Size: Comps typically have the same number of bedrooms and bathrooms, roughly the same usable square footage and the same presence or absence of a basement and garage.
Year built: Ideally, comps are of a similar age, unless one home has been extensively updated.
Quality: The comps selected should have similar updates and upgrades, similar finishes and features and should have been cared for at a similar level.
Taxes and fees: Savvy real estate agents also try to narrow comps by those with similar HOA assessments and similar taxes. Why? Because all factors should be close to equal.
Comparable homes are similar, but not identical
Of course, no two homes are identical, so your agent doesn’t need to find an exact match. Anytime they’re evaluating comps, agents will get as close as they can to the home in question, then adjust as necessary to make an informed recommendation as to the home’s value. Here’s an example of comps that are perfectly valid, but not identical, continuing with the example above:
- Comp 1 sold for $235,000. One fewer bathroom, same street and finishes, smaller yard.
- Comp 2 sold for $275,000. Same number of bedrooms and bathrooms, newer build, additional square footage due to finished basement.
- Comp 3 sold for $245,000. Same number of bedrooms and bathrooms, same size, but not as updated.
Using these comps as a guide, the home you’re interested in buying, has a value of somewhere between $255,000-$270,000. Your agent can help you determine a competitive offer price.
How is a CMA different from running your own online comps?
Simply put, CMAs are provided by real estate experts in your local area who have access to more market details than a layperson. However, you can compile a preliminary home market analysis using public data online. When you’re ready to make an offer on a home, you may benefit from a professional comparative market analysis to pinpoint a fair and competitive offer price.

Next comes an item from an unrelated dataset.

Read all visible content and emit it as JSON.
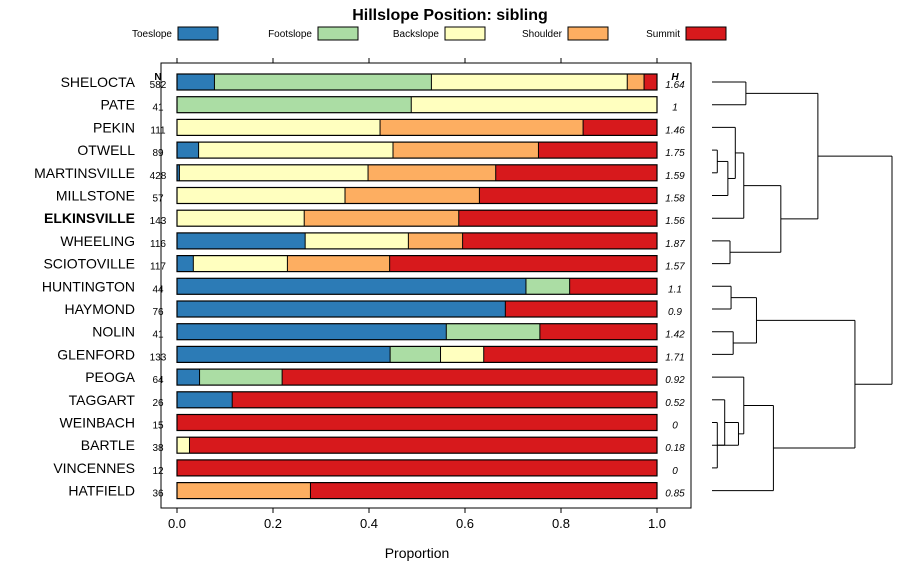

Here’s how CMAs are more valuable than simply researching comps on your own:
They’re more accurate: Real estate agents have access to additional information that buyers may not. For example, if an agent sees that a comparable property sold for an unusually high price, they may be able to call the listing agent to find out why — perhaps seller closing credits played a part in the high price. Or, if a property sold for less than anticipated, it could be because it was sold to a cash buyer who was willing to close quickly.
They incorporate unique information: Real estate agents have access to the local MLS, where they can source a wealth of information on a specific listing, provided directly from the listing agent. For example, they may be able to see the financing specifics of a recent comp, which can affect the final sale price.
They have local market knowledge: Every individual real estate market is unique, and the real estate agent drafting a CMA knows how to adjust prices to account for differences in homes that are more or less valuable in your specific area. They also know which neighborhoods and types of homes are in highest demand.
Remember, CMAs are an important tool in the home buying process. Without a properly prepared CMA, you risk overpaying for a home, and your home is likely your biggest investment. Overpaying for a home can have both short- and long-term consequences, from the lender appraisal coming back too low to the inability to make a good return on your investment when you sell the home down the road.
How to get a comparative market analysis?
If you’re working with a licensed agent, they can provide you with a CMA for every home you’re interested in putting an offer on during the course of your home shopping process. Usually, they’ll do this without you even asking. It’s part of their job to help you determine the best offer price for a home.
Is a CMA the same as an appraisal?
No, a CMA and an appraisal are different, although a similar process of comparing properties is used to gauge value. The key difference is that a CMA is completed by an agent and an appraisal is performed by an unbiased licensed appraiser. An appraisal is usually required by the lender during the escrow period in order to get your loan finalized.